If you have your head in the skin care game, you must have heard about Vitamin C and Niacinamide.
Both are well-known for improving skin texture, combating signs of ageing, and skin tightening (surely earned their place in skin care routines).
Can you use Vitamin C and Niacinamide together in your skin care routine?
Contrary to some beliefs (Myths!), you can definitely use them together.
In fact, you will be surprised to know how this combination works on your skin—and how it reduces melanogenesis (not as scary as it sounds, will get to it).
In this post, we will give you a whole lot of science-backed information that proves the effectiveness of Vitamin C and Niacinamide as a combination. Plus, a guide on how to layer them together in your skin care routine.
What Vitamin C does to your skin?
Vitamin C is an antioxidant whose primary function is to create an additional barrier on your skin against environmental damage (such as photodamage and UV radiation).
Your skin has two layers, epidermis (the outer layer or stratum corneum) and dermis (inner layer).
The dermis depends on Vitamin C for collagen production—which keeps your skin from sagging—giving you a youthful look.
Here are some benefits of topical Vitamin C -
- Fights signs of ageing. A study says that using a vitamin C formula for at least three months reduces fine lines and wrinkles on the face and neck.
- Reduces dark spots and improves skin’s overall texture. A clinical study says the topical application of Vitamin C reduces hyperpigmentation and dark spots.
- Treats acne and prevents future breakouts. A 2010 study says that because Vitamin C has anti-inflammatory properties, it helps control sebum production in your skin. As a result, Vitamin C reduces acne lesions, preventing future breakouts. The study also says that the effectiveness of Vitamin C can be increased if applied twice daily.

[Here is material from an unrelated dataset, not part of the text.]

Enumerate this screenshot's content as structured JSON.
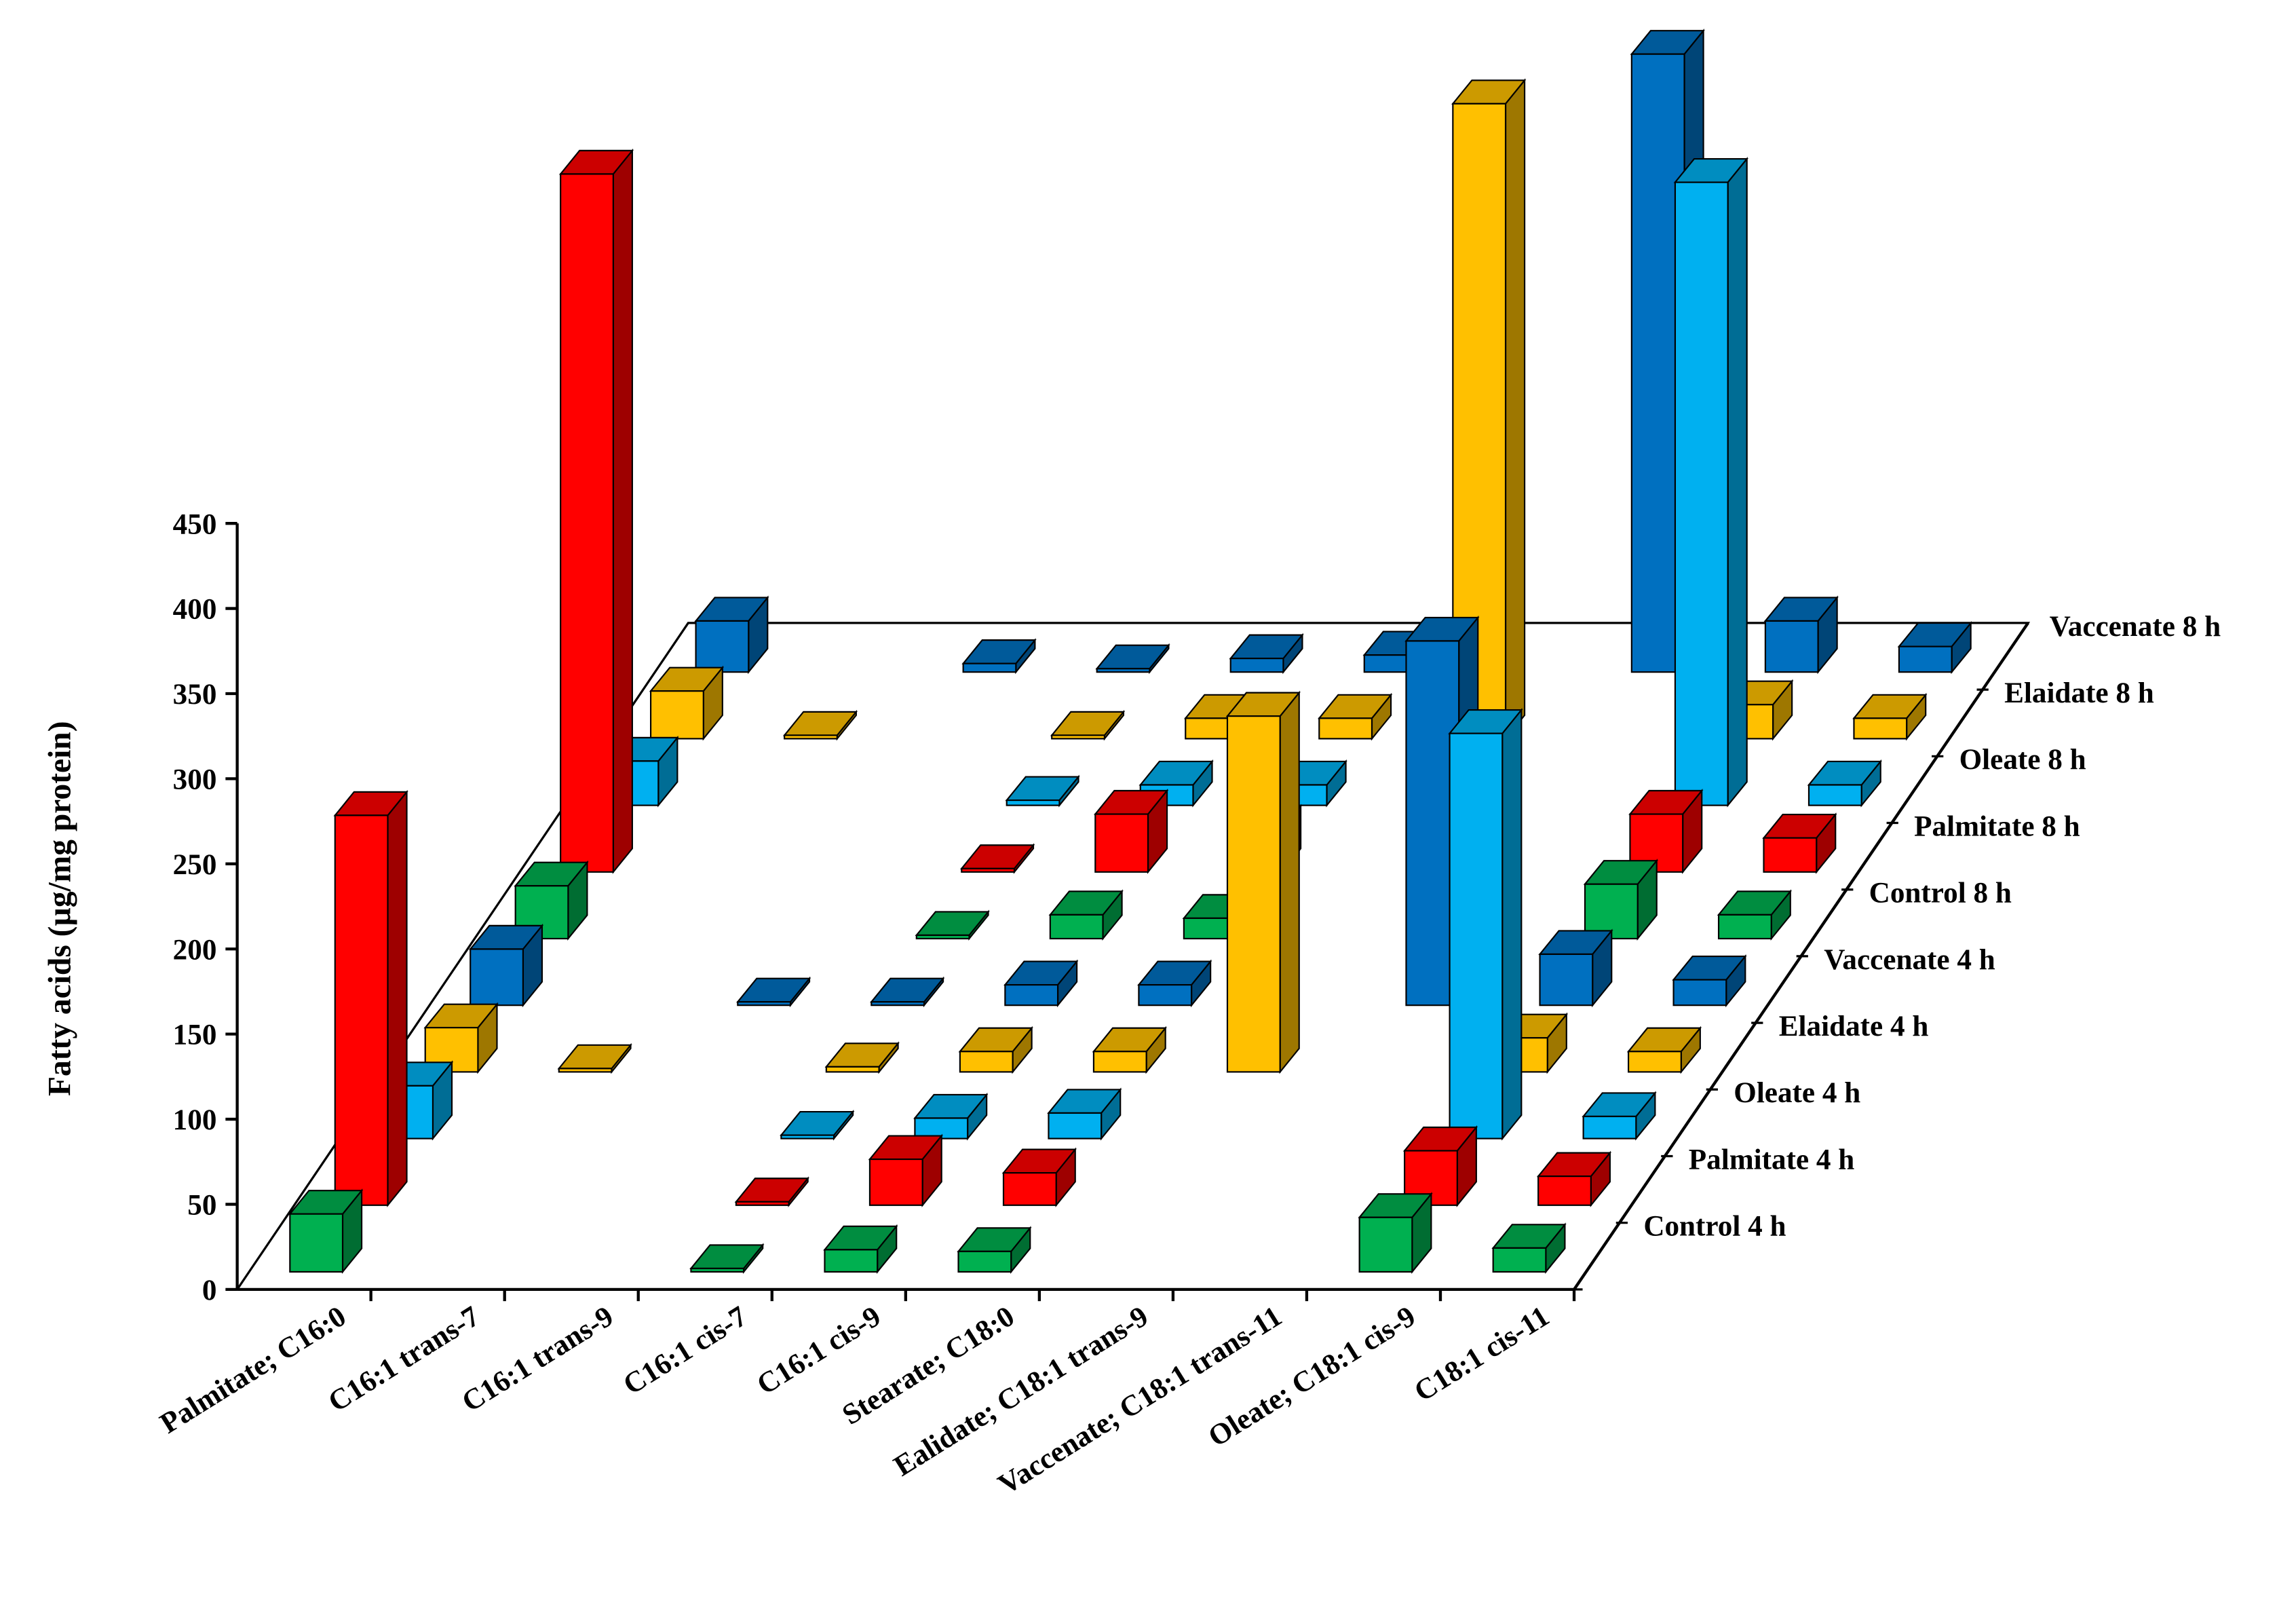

What does Niacinamide do to your skin?
Does Niacinamide penetrate your skin?
Does it have an established chemical mechanism?
Is it science-backed and has enough evidence?
The answer to all these questions is yes. These 3 standards are called the Kligman Standard. Among all the skincare ingredients out there, Niacinamide most closely upholds this standard.
Niacinamide is a water-soluble form of vitamin B3, which is present in various food sources like meat, fish, and dairy products.
Due to its intrinsic properties, Niacinamide reduces oxidative stress and free radicals. It also enhances the antioxidant capacity of your skin cells, which can help you fight early signs of ageing (wrinkles, fine lines, etc)
A 2022 study says that
“Niacinamide is a beneficial cosmetic ingredient that improves skin’s overall health and texture without any severe side effects.”
Here are some benefits of topical Niacinamide -
- Acts as an additional barrier. Niacinamide saves your skin from environmental damage or side effects caused by other potent skincare ingredients such as Retinol.
- Reduces fine lines and wrinkles. Niacinamide boosts collagen and protein production in your skin. As a result, it helps in slowing the ageing process.
- Reduces hyperpigmentation. Due to its intrinsic properties, Niacinamide can help fade hyperpigmentation on the skin. The clinical trials are quite evident that Niacinamide does improve skin’s overall texture.
What happens when you use Vitamin C and Niacinamide together?
Layering vitamin C with niacinamide can effectively reduce oxidative stress (the primary cause of skin wrinkling) and free radicals (the primary cause of premature ageing).
Moreover, a 2022 study states that using this combination can help reduce melanogenesis.
Melanogenesis: A process where epidermal units produce and distribute melanin.
Overproduction of melanin can lead to hyperpigmentation on the skin.
Here are some major benefits of using niacinamide and vitamin C together -
- Reduces inflammation
- Clears dark spots
- Skin brightening
- Treats acne
- Reduces hyperpigmentation
- Helps with redness on the face
How to use Vitamin C and Niacinamide together in your skin care routine?
Apply Vitamin C first and then Niacinamide.
Vitamin C mostly comes in unstable forms. Thus, it does not reach your dermis as easily as Niacinamide does.
So what you can do is, apply Vitamin C and let it rest for a minute so that the ascorbic acid settles into your skin. Then, apply the Niacinamide-containing product.
Here is a step-by-step guide that you can follow -
- Cleanse. Use a gentle face wash to clean your face.
- Application. Apply vitamin C-containing products to your entire face. Wait for a minute and apply niacinamide.
- Follow up. Apply a hydrating moisturiser. If you are implementing this in your AM routine, make sure to apply a broad-spectrum sunscreen.